Patrick. a resident psychiatrist, was last seen in the parking lot of a
medical center in Kalamazoo on Thursday, Dec. 5, the same night her 1997
Lexus ES300 was found abandoned 35 feet off westbound I-94, at a location
directly south of Lake Charles.
On the night of Dec. 5, Lake Charles had frozen over, Harris said, and it’s
possible that Patrick was trying to walk northbound across the lake--in the
direction of the Travel Center of America truck stop on U.S. Highway
20--when she broke through the ice.
“The Porter County Coroner’s Office extends its condolences to the family of
Teleka and hope this information helps bring them some closure,” Harris
said.
The body was recovered on Sunday by the Porter Fire Department’s Dive/Rescue
Team, after it had been sighted early in the morning by a fisherman on Lake
Charles’ southeast corner.

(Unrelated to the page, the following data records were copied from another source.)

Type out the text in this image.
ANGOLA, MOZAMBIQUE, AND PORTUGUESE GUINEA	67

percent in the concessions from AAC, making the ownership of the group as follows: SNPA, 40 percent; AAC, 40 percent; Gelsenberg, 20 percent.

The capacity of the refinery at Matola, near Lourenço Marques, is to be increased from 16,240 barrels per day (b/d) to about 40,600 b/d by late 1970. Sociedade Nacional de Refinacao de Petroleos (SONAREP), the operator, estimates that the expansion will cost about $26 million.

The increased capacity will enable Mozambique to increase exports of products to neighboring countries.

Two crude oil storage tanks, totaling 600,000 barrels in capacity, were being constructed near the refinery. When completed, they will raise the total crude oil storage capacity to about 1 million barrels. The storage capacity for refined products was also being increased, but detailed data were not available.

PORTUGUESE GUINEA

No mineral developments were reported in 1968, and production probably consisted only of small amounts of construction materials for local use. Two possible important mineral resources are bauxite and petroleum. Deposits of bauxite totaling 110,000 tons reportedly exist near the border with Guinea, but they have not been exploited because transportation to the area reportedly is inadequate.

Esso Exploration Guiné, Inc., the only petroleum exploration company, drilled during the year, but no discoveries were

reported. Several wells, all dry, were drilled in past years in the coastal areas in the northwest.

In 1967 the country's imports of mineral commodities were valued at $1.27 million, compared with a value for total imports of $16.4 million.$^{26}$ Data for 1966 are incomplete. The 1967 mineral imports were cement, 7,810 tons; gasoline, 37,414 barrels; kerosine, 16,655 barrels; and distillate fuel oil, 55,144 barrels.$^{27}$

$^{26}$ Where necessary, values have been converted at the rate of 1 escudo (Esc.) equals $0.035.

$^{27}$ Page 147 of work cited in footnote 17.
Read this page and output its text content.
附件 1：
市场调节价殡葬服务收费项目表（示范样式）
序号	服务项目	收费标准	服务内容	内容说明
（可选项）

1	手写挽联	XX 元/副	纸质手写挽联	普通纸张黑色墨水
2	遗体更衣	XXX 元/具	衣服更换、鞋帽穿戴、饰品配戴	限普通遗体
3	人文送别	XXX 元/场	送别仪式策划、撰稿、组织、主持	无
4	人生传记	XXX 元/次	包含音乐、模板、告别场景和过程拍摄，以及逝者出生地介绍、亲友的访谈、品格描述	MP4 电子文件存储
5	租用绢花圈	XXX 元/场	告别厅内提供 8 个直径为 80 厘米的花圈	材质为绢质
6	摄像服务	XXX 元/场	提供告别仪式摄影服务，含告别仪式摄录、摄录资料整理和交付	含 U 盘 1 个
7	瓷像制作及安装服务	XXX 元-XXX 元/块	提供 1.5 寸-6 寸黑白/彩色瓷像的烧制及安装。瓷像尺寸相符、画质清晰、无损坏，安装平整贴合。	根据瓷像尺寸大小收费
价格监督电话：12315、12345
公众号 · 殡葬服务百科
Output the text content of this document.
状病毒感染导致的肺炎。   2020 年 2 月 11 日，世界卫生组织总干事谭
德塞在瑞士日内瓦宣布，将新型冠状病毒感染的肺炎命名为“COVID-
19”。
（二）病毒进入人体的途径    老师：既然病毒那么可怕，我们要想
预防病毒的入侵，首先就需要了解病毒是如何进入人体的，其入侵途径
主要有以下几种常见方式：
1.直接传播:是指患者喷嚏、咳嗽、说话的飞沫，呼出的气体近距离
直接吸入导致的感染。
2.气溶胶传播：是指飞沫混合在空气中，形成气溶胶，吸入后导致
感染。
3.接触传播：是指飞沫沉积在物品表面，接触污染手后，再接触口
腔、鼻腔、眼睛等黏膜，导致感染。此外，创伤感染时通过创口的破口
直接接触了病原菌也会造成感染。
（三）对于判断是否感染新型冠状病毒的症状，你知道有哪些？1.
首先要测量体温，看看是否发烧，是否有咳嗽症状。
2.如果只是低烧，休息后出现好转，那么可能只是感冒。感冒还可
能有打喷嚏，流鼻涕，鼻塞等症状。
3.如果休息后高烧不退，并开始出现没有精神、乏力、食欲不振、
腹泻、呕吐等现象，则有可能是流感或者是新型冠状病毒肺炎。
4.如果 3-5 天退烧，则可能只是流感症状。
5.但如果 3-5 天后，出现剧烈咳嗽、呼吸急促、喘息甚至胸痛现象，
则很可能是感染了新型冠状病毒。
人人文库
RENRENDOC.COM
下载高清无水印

As it happens, the Indiana State Police, in
conjunction with Michigan law enforcement, searched Lake Charles on Jan. 23,
using a sonar probe placed into the lake through 55 separate holes drilled
into the ice. Nothing of evidentiary value was found, however, and Porter
Fire Chief Lewis Craig told the Tribune that the PFD had not been
invited to participate in that search.